2.6 Uncertainty and risk: An analysis of the March 13-14, 2017 snowstorm impacting the Mid Atlantic and Northeast United States

Monday, 8 January 2018: 11:45 AM
Ballroom D (ACC) (Austin, Texas)
Denna Geppi, NOAA, Silver Spring, MD; and J. Jankot

As America’s environmental intelligence agency, NOAA provides timely, reliable, and actionable information to communities and businesses around the country every day. Forecasting extreme weather events impacting major population centers can be a significant challenge when there is high uncertainty in the forecast. NOAA’s National Weather Service has the responsibility in the issuance of forecasts and warnings to the public and emergency responders.
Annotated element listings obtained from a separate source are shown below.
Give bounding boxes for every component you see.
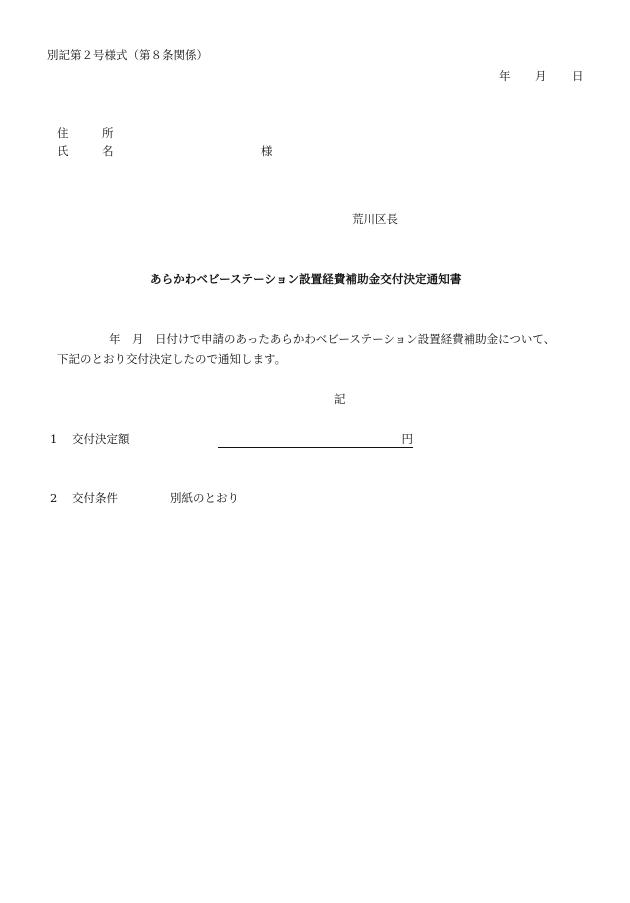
body-line-2: 下記のとおり交付決定したので通知します。 bbox=[57, 352, 287, 366]
honorific: 様 bbox=[261, 144, 273, 158]
date-month-label: 月 bbox=[535, 69, 547, 83]
item-1-number: 1 bbox=[50, 432, 58, 446]
item-1-label: 交付決定額 bbox=[72, 432, 130, 446]
item-2-number: 2 bbox=[50, 491, 58, 505]
grant-amount-field bbox=[218, 434, 413, 448]
name-label-part-2: 名 bbox=[102, 144, 114, 158]
address-label-part-2: 所 bbox=[102, 126, 114, 140]
yen-unit: 円 bbox=[401, 432, 413, 446]
document-title: あらかわベビーステーション設置経費補助金交付決定通知書 bbox=[150, 272, 462, 286]
item-2-label: 交付条件 bbox=[72, 491, 118, 505]
issuer: 荒川区長 bbox=[352, 212, 398, 226]
ki-heading: 記 bbox=[334, 392, 346, 406]
date-line bbox=[0, 71, 630, 85]
name-label-part-1: 氏 bbox=[57, 144, 69, 158]
form-reference: 別記第２号様式（第８条関係） bbox=[47, 48, 208, 62]
address-label-part-1: 住 bbox=[57, 126, 69, 140]
item-2-value: 別紙のとおり bbox=[170, 491, 239, 505]
body-line-1: 年 月 日付けで申請のあったあらかわベビーステーション設置経費補助金について、 bbox=[109, 332, 556, 346]
date-year-label: 年 bbox=[499, 69, 511, 83]
date-day-label: 日 bbox=[572, 69, 584, 83]
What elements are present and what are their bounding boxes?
This case study seeks to examine the March 13-14, 2017 snowstorm impacting the Mid Atlantic and Northeast United States,and how NOAA/NWS could leverage and deploy best practices from Risk Communication and Enterprise Risk Management in its forecast operations to help decision makers achieve NOAA’s Mission. Risk communication is an “interactive process of exchange of information and opinion among individuals,groups, and institutions. It involves multiple messages about the nature of risk and other messages, not strictly about risk, that express concerns, opinions, or reaction to risk messages or to legal or institutional arrangements for risk management.”Enterprise Risk Management (ERM) is “An effective agency-wide approach to addressing the full spectrum of the organization’s significant risks by considering the combined array of risks as an interrelated portfolio....ERM provides an enterprise-wide, strategically-aligned portfolio view of organizational challenges that provides improved insight about how to more effectively prioritize and manage risks to mission delivery. This case study will examine how Risk Communication and Enterprise Risk Management knowledge can be applied to support NOAA’s efforts towards creating a Weather-Ready Nation.